How to change the default collation of a table?

create table check2(f1 varchar(20),f2 varchar(20));
creates a table with the default collation latin1_general_ci;
alter table check2 collate latin1_general_cs;
show full columns from check2;
shows the individual collation of the columns as 'latin1_general_ci'.
Then what is the effect of the alter table command?
To change the default character set and collation of a table including those of existing columns (note the convert to clause):
alter table <some_table> convert to character set utf8mb4 collate utf8mb4_unicode_ci;
Edited the answer, thanks to the prompting of some comments:
Should avoid recommending utf8. It's almost never what you want, and often leads to unexpected messes. The utf8 character set is not fully compatible with UTF-8. The utf8mb4 character set is what you want if you want UTF-8. – Rich Remer Mar 28 '18 at 23:41
and
That seems quite important, glad I read the comments and thanks #RichRemer . Nikki , I think you should edit that in your answer considering how many views this gets. See here https://dev.mysql.com/doc/refman/8.0/en/charset-unicode-utf8.html and here What is the difference between utf8mb4 and utf8 charsets in MySQL? – Paulpro Mar 12 at 17:46
MySQL has 4 levels of collation: server, database, table, column.

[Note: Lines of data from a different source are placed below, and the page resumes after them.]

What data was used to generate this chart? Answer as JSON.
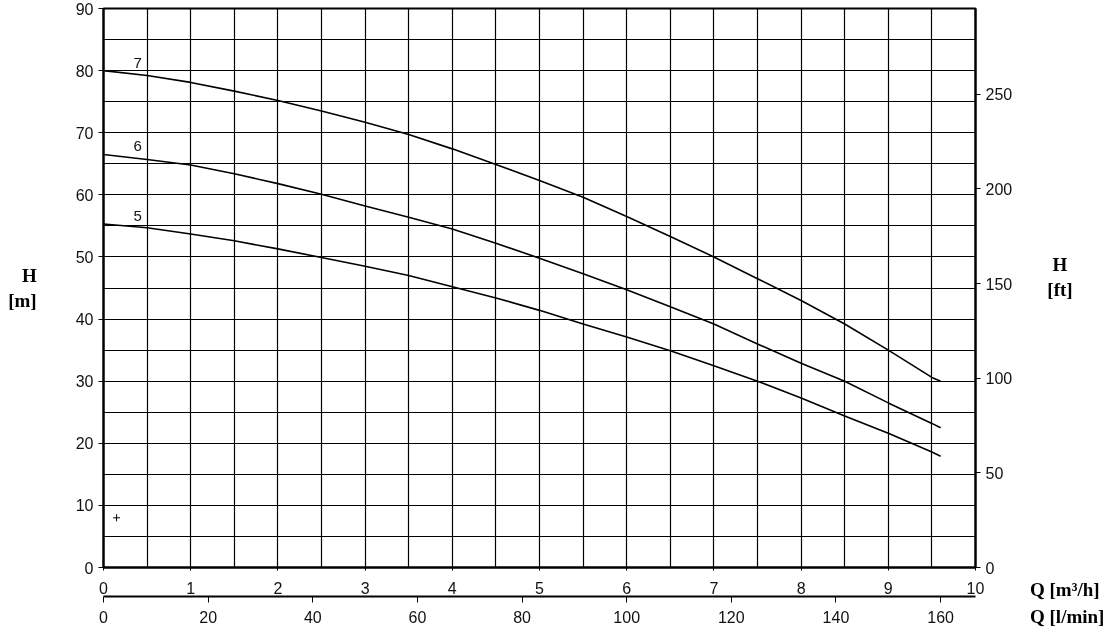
{
  "chart_data": {
    "type": "line",
    "xlabel": "Q [m³/h]",
    "x2label": "Q [l/min]",
    "ylabel": "H [m]",
    "y2label": "H [ft]",
    "x": [
      0,
      0.5,
      1,
      1.5,
      2,
      2.5,
      3,
      3.5,
      4,
      4.5,
      5,
      5.5,
      6,
      6.5,
      7,
      7.5,
      8,
      8.5,
      9,
      9.5,
      9.6
    ],
    "xlim": [
      0,
      10
    ],
    "xticks": [
      0,
      1,
      2,
      3,
      4,
      5,
      6,
      7,
      8,
      9,
      10
    ],
    "x2lim": [
      0,
      166.67
    ],
    "x2ticks": [
      0,
      20,
      40,
      60,
      80,
      100,
      120,
      140,
      160
    ],
    "ylim": [
      0,
      90
    ],
    "yticks": [
      0,
      10,
      20,
      30,
      40,
      50,
      60,
      70,
      80,
      90
    ],
    "y2lim": [
      0,
      295.3
    ],
    "y2ticks": [
      0,
      50,
      100,
      150,
      200,
      250
    ],
    "grid": true,
    "marker": "none",
    "line_style": "solid",
    "series": [
      {
        "name": "7",
        "color": "#000000",
        "values": [
          80.0,
          79.2,
          78.1,
          76.7,
          75.2,
          73.5,
          71.7,
          69.7,
          67.4,
          64.9,
          62.3,
          59.6,
          56.5,
          53.3,
          50.0,
          46.5,
          43.0,
          39.2,
          35.0,
          30.6,
          30.0
        ]
      },
      {
        "name": "6",
        "color": "#000000",
        "values": [
          66.5,
          65.7,
          64.8,
          63.4,
          61.8,
          60.1,
          58.2,
          56.4,
          54.5,
          52.2,
          49.8,
          47.3,
          44.7,
          42.0,
          39.2,
          36.0,
          32.9,
          30.0,
          26.5,
          23.2,
          22.5
        ]
      },
      {
        "name": "5",
        "color": "#000000",
        "values": [
          55.3,
          54.7,
          53.7,
          52.6,
          51.3,
          49.9,
          48.5,
          47.0,
          45.2,
          43.4,
          41.4,
          39.2,
          37.1,
          34.9,
          32.5,
          30.0,
          27.3,
          24.4,
          21.6,
          18.6,
          17.9
        ]
      },
      {
        "type": "scatter",
        "marker": "cross",
        "color": "#000000",
        "x": [
          0.15
        ],
        "values": [
          8
        ]
      }
    ]
  }
}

If you change the collation of the server, database or table, you don't change the setting for each column, but you change the default collations.
E.g if you change the default collation of a database, each new table you create in that database will use that collation, and if you change the default collation of a table, each column you create in that table will get that collation.

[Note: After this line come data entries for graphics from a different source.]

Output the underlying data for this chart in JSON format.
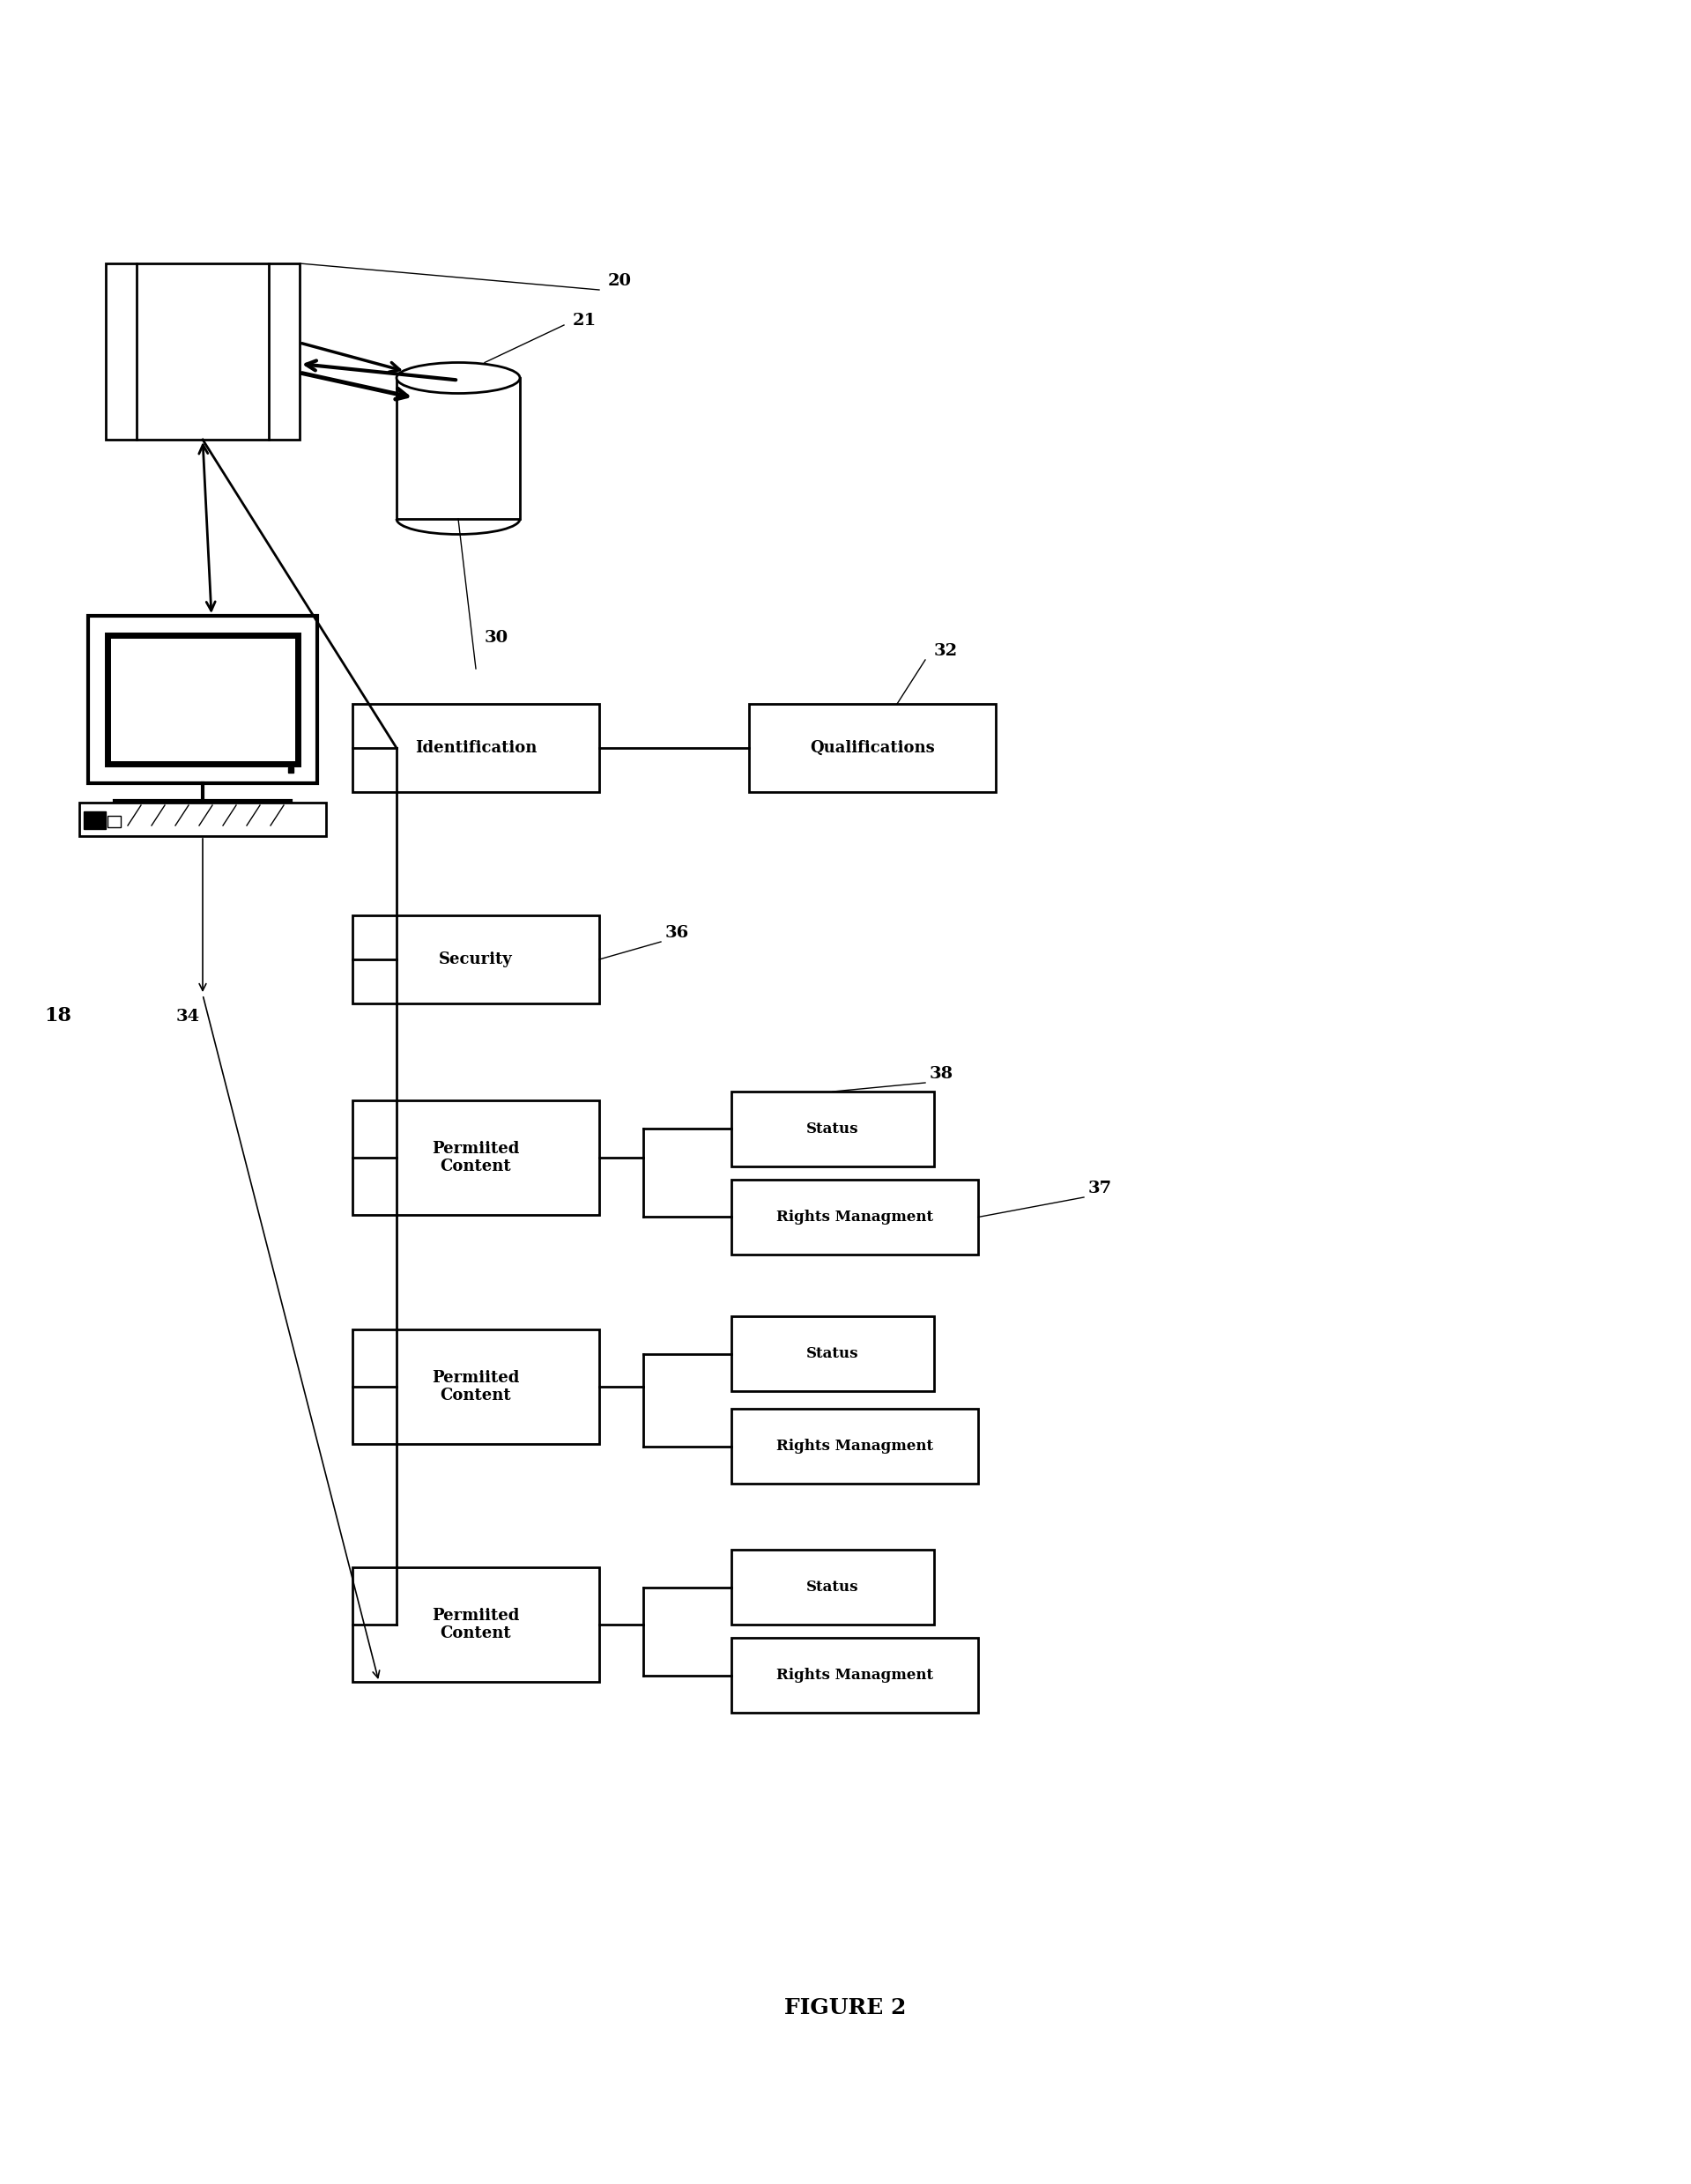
{
  "fig_width": 19.19,
  "fig_height": 24.79,
  "bg_color": "#ffffff",
  "title": "FIGURE 2",
  "label_20": "20",
  "label_21": "21",
  "label_30": "30",
  "label_32": "32",
  "label_34": "34",
  "label_36": "36",
  "label_37": "37",
  "label_38": "38",
  "label_18": "18",
  "box_identification": "Identification",
  "box_qualifications": "Qualifications",
  "box_security": "Security",
  "box_permitted1": "Permiited\nContent",
  "box_permitted2": "Permiited\nContent",
  "box_permitted3": "Permiited\nContent",
  "box_status1": "Status",
  "box_rights1": "Rights Managment",
  "box_status2": "Status",
  "box_rights2": "Rights Managment",
  "box_status3": "Status",
  "box_rights3": "Rights Managment"
}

It sets the default collation for the table; if you create a new column, that should be collated with latin_general_ci -- I think. Try specifying the collation for the individual column and see if that works. MySQL has some really bizarre behavior in regards to the way it handles this.
may need to change the SCHEMA not only table
ALTER SCHEMA `<database name>` DEFAULT CHARACTER SET utf8mb4 DEFAULT COLLATE utf8mb4_unicode_ci ;
as Rich said - utf8mb4
(mariaDB 10)